Then Ashley called Focus on the Family.
We didn’t really know anyone there, but when she told the switchboard who she was, they quickly connected her to Focus president James Dobson. After Ashley explained our position, Dobson immediately took up my cause. First, he issued a press release: “Since when does a man not have the right to express his private religious views in the company of fellow believers? Does a man forfeit his freedom of speech when he becomes a military leader?” he wrote, adding that my remarks with regard to spiritual warfare were made to audiences comprised exclusively of Christians who clearly understood the meaning of my message.
The following week, Dobson devoted an entire radio broadcast to my situation. At the end, he urged listeners who wanted to express their support for me to call the White House and the Pentagon. Dobson also provided two telephone numbers, one of which, it turned out, connected callers directly to Don Rumsfeld’s office.
Problem was, Dobson has
millions
of listeners. In the first couple of hours after the broadcast, thousands of callers swamped the Secretary’s private line. Finally Rumsfeld’s junior military aide, Steve Bucci, a Special Forces veteran and a man of strong faith, called Focus.
“First, the Secretary gets the message,” Bucci told Focus. “Second, can you please call this thing off? It’s kind of an emergency. We’ve got to be able to keep some lines open to the Secretary’s office.”
“Sorry,” came the message from Dobson: “Once it’s out there, I can’t turn it off.”
A WEEK LATER, the inspector general’s office called me in for questioning. I wound my way from the E Ring to the C Ring, where two guys waited for me in a room with a conference table. Both were civilians and had that tightly wound, self-important “I’m an investigator” air about them—dark suits, white shirts, pagers on their belts. One was dark-haired and heavyset. The other was thin and wiry. The skinny one introduced himself as a lawyer.

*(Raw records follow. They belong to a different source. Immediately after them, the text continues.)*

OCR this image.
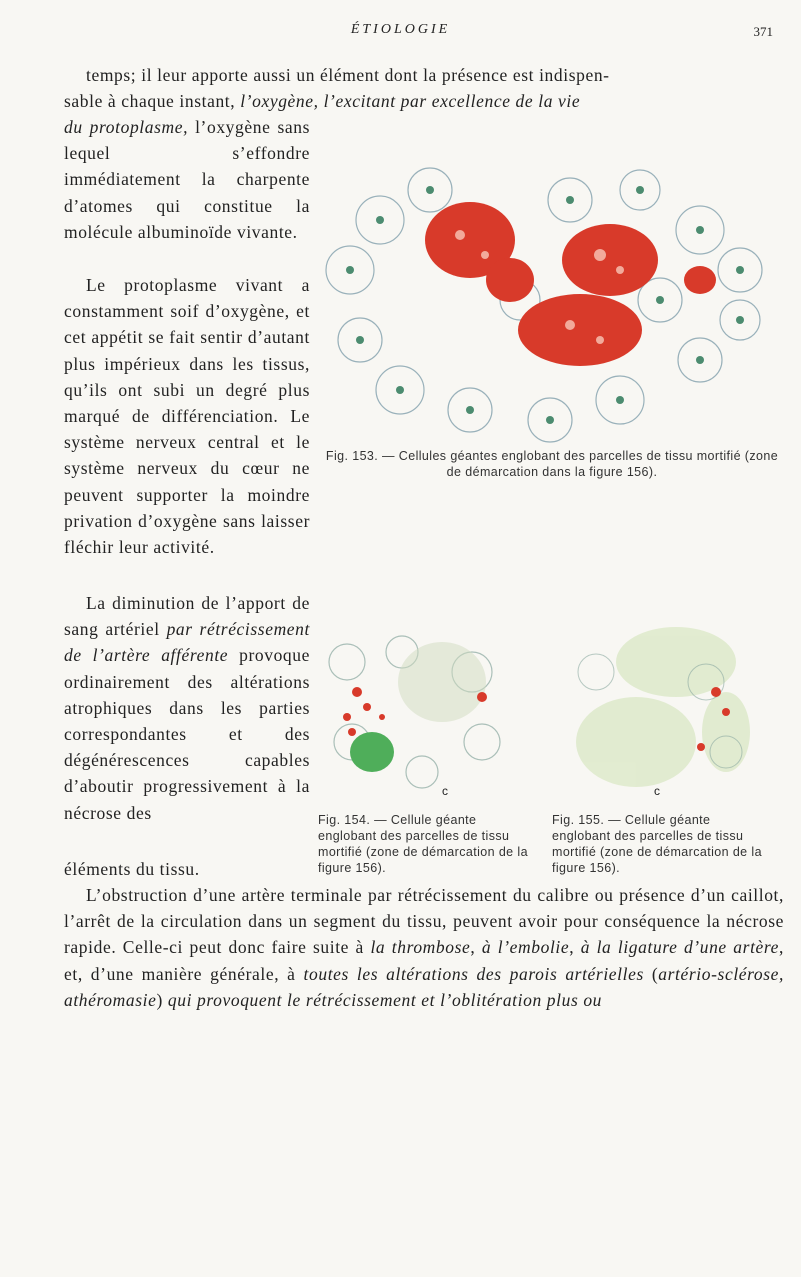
ÉTIOLOGIE	371
temps; il leur apporte aussi un élément dont la présence est indispen-
sable à chaque instant, l’oxygène, l’excitant par excellence de la vie
du protoplasme, l’oxygène sans lequel s’effondre immédiatement la charpente d’atomes qui constitue la molécule albuminoïde vivante.
Le protoplasme vivant a constamment soif d’oxygène, et cet appétit se fait sentir d’autant plus impérieux dans les tissus, qu’ils ont subi un degré plus marqué de différenciation. Le système nerveux central et le système nerveux du cœur ne peuvent supporter la moindre privation d’oxygène sans laisser fléchir leur activité.
La diminution de l’apport de sang artériel par rétrécissement de l’artère afférente provoque ordinairement des altérations atrophiques dans les parties correspondantes et des dégénérescences capables d’aboutir progressivement à la nécrose des
éléments du tissu.
L’obstruction d’une artère terminale par rétrécissement du calibre ou présence d’un caillot, l’arrêt de la circulation dans un segment du tissu, peuvent avoir pour conséquence la nécrose rapide. Celle-ci peut donc faire suite à la thrombose, à l’embolie, à la ligature d’une artère, et, d’une manière générale, à toutes les altérations des parois artérielles (artério-sclérose, athéromasie) qui provoquent le rétrécissement et l’oblitération plus ou
Fig. 153. — Cellules géantes englobant des parcelles de tissu mortifié (zone de démarcation dans la figure 156).
c
Fig. 154. — Cellule géante englobant des parcelles de tissu mortifié (zone de démarcation de la figure 156).
c
Fig. 155. — Cellule géante englobant des parcelles de tissu mortifié (zone de démarcation de la figure 156).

We all sat down at the conference table. A microcassette recorder sat in the center of the table. The big guy reached forward to switch it on, and a quiet hiss spun up from the table. Then he read me my rights.
My
rights
. That immediately pissed me off. Not because they did it—I knew they had to, and expected it—but because I was being read my rights over unsubstantiated allegations reported in the media. As though I was a criminal suspect. My anger might have passed, but then the suits started
treating
me like a criminal suspect.
“We’ve looked at tapes of your speeches,” the big guy said. “What do you mean the real enemy of this country is Satan? Who authorized you to wear your uniform while giving these speeches?”
Then Skinny chimed in: “Did you have your JAG review your planned speaking activities?” He meant the judge advocate general, or command attorney, at the JFK Special Warfare Center and School where I had served at the time of my talks.
The interrogation, as I quickly came to think of it, went on for two hours. The big guy kept worrying with the cassette recorder, checking it to be sure the tape was still documenting my evil deeds. I tried not to let my frustration show, but I’m not sure I did a very good job of it.
Finally, Skinny said, “That’s all we have for now. We’re going to go down to Bragg and speak to some people. We’re also going to talk with people at those places where you spoke. We’ll contact you when we’re ready to talk to you again.”
I was dismissed.
On October 28, I watched from the secretaries’ office as President Bush held a Rose Garden news conference. He had just returned from a trip to Asia and Indonesia, and was set that night to meet with Muslim leaders at an Iftaar dinner, a breaking of the fast during the Islamic holy month of Ramadan. During the press conference, the president called on reporter Tom Hamburger.